The difference between DFR and no DFR is massive, well implemented it can double perceived resolution and run better. If Quest 4 gets eye tracking a lot more titles should become DFR enabled.
Used well it looks like this on the social screen (Hitman)

I'm looking at the center here, yet when moving my eyes around everything looks as sharp to me as in the center of the image, while the aggressive DFR has the resolution away from the center drop dramatically.
This is how Hitman manages to run smoothly with huge crowds and long distance views.

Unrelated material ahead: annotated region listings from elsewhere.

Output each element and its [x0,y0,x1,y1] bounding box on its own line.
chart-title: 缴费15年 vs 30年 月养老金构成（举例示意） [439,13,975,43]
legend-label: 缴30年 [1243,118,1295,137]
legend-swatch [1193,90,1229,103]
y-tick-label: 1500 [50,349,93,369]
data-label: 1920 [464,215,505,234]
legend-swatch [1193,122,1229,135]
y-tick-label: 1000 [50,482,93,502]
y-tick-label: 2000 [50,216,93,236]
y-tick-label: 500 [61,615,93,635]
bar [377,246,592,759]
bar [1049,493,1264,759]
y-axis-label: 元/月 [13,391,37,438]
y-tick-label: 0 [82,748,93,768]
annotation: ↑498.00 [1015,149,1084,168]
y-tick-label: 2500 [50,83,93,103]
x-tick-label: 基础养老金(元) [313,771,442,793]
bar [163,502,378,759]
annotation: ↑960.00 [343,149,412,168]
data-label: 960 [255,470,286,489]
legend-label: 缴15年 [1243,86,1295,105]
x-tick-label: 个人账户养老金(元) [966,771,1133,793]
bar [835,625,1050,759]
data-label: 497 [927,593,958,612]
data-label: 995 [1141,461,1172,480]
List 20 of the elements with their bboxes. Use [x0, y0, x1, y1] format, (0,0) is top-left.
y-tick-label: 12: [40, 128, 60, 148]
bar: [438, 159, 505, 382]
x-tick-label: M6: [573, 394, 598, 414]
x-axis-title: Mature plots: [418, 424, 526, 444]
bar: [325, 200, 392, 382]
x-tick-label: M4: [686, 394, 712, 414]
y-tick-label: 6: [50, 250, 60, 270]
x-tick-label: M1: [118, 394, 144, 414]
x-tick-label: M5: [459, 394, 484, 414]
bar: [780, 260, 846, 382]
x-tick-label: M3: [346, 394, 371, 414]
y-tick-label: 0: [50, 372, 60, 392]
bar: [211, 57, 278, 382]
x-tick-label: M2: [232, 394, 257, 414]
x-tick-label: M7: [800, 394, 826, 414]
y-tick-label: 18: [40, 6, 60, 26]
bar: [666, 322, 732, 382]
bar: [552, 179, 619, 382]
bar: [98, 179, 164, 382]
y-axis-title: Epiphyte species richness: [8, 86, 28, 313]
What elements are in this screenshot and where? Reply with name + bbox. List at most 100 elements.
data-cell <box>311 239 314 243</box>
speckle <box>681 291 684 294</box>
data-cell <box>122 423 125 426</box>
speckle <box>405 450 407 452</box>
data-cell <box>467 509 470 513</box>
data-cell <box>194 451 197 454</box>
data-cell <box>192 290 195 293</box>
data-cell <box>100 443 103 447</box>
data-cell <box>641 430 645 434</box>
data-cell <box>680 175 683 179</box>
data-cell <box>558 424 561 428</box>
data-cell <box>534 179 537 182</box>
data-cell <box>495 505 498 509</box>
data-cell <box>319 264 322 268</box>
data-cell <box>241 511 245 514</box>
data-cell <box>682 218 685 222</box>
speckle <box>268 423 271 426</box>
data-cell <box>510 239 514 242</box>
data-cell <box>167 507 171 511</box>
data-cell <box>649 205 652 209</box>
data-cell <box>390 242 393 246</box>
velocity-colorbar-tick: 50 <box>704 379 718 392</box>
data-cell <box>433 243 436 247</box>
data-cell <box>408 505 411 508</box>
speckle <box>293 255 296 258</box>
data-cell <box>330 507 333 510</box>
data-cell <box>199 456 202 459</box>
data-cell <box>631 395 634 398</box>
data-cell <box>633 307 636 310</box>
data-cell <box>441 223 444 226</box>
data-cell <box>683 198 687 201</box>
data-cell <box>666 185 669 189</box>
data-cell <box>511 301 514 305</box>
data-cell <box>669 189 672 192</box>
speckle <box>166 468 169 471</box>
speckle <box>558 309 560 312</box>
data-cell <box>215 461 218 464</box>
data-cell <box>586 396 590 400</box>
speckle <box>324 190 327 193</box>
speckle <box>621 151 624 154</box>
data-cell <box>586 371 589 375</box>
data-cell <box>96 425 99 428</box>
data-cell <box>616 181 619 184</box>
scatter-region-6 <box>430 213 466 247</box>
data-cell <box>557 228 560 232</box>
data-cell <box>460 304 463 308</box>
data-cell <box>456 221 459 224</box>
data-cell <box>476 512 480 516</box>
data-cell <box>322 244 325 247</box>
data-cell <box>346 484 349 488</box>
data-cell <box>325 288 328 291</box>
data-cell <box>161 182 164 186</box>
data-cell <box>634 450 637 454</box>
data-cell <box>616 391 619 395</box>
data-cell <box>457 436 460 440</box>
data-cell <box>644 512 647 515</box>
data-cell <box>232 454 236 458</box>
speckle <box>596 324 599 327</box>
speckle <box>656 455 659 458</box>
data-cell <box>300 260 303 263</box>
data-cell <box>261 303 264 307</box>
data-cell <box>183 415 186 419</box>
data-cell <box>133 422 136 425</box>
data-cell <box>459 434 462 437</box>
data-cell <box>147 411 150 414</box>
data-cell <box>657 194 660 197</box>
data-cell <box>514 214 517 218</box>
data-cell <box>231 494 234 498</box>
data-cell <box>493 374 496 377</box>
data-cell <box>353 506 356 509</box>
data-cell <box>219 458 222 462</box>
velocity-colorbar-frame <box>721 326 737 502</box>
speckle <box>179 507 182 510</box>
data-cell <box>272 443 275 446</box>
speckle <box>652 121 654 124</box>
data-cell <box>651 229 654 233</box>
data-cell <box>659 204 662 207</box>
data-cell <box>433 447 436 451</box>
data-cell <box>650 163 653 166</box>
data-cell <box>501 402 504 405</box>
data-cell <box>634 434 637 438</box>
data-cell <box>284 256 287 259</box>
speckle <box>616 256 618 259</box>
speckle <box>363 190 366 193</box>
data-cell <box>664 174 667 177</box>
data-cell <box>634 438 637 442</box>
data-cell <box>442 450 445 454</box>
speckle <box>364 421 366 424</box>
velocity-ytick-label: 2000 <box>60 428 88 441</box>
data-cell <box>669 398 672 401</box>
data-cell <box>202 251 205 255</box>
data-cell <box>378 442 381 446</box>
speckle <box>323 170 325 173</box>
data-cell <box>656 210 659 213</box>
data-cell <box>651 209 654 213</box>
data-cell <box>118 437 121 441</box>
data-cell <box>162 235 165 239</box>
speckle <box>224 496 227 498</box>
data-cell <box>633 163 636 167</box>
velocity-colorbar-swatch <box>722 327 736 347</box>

Same how GT7 doesn't have to compromise anything to run on PSVR2 as well as on TV. (Of course it doesn't look as sharp in the headset since it's 2000x2040 per eye over 110 degrees, vs 4K over 40 degrees on TV)
The problem is atm it takes months to add DFR. Hopefully Quest 4 can speed up the process simply by more platforms supporting DFR, so more games will be made with DFR in mind rather than having to recode the render pipeline afterwards.
And the benefits of DFR only increase with higher resolution headsets

Here I plot visual acuity vs degrees from the fovea. You need 8K per eye to come close to 20/20 vision (1.0, 60 pixels per degree), PSVR2 is about 20/60 vision. The higher the resolution of the headset, the smaller the area you actually need to render in that higher resolution. PSVR2 and Quest 3 already max out human vision outside a 20 degree cone around where you are looking. Thus less than 20% of the screen needs to be rendered 'better' for the next generation of headsets.
PSVR2 about matches Quest 3 in the center due to the fresnel lenses with pincushion effect. Quest 3 (2064x2208 per eye) has the same resolution across the board thanks to pancake lenses, PSVR2 (2000x2040 per eye) has higher pixel density in the center. Thus while the avg of both is about 19 pixels per degree, Quest 3's lower stereo overlap pushes the perceived ppd to 22, while PSVR2 enjoys that only in the center, at the edges it would be down to 15 ppd.
(I'm calculating horizontal fov here, so not getting to the same number of 25ppd as the earlier video for Quest 3, 2064/93 = 22)
Quest 4 is rumored to get 2500 x 2600 per eye. Over 110 degrees that puts it at 23 ppd. However if the lenses / setup are similar to quest 3 (meaning 69% stereo overlap, 76 degrees stereo fov, each lens should have about 93 degrees fov for 110 fov total) it's 27 ppd.
Quest 3s is 1832x1920 with reportedly improved stereo overlap vs Quest 3 but lower overall fov, 97 degrees. So about 20 ppd.
Anyway they're all pretty close and still far off the 90 ppd people watch 4K tvs at. (which would be 20/15 acuity, needing 12K per eye for VR) Better processing power trumps resolution of the headset for now. The sharpest looking title on PSVR2 is Red Matter 2 thanks to DFR with super sampling (equivalent to 7840x3818 without DFR) Down sampling still looks significantly better on low resolution displays than having to upscale to meet a headsets native resolution.
And eye tracking will jump Quest 4 ahead for sure, that is, if it gets it and gets used for DFR. DFR makes the biggest difference and would do wonders for a standalone headset.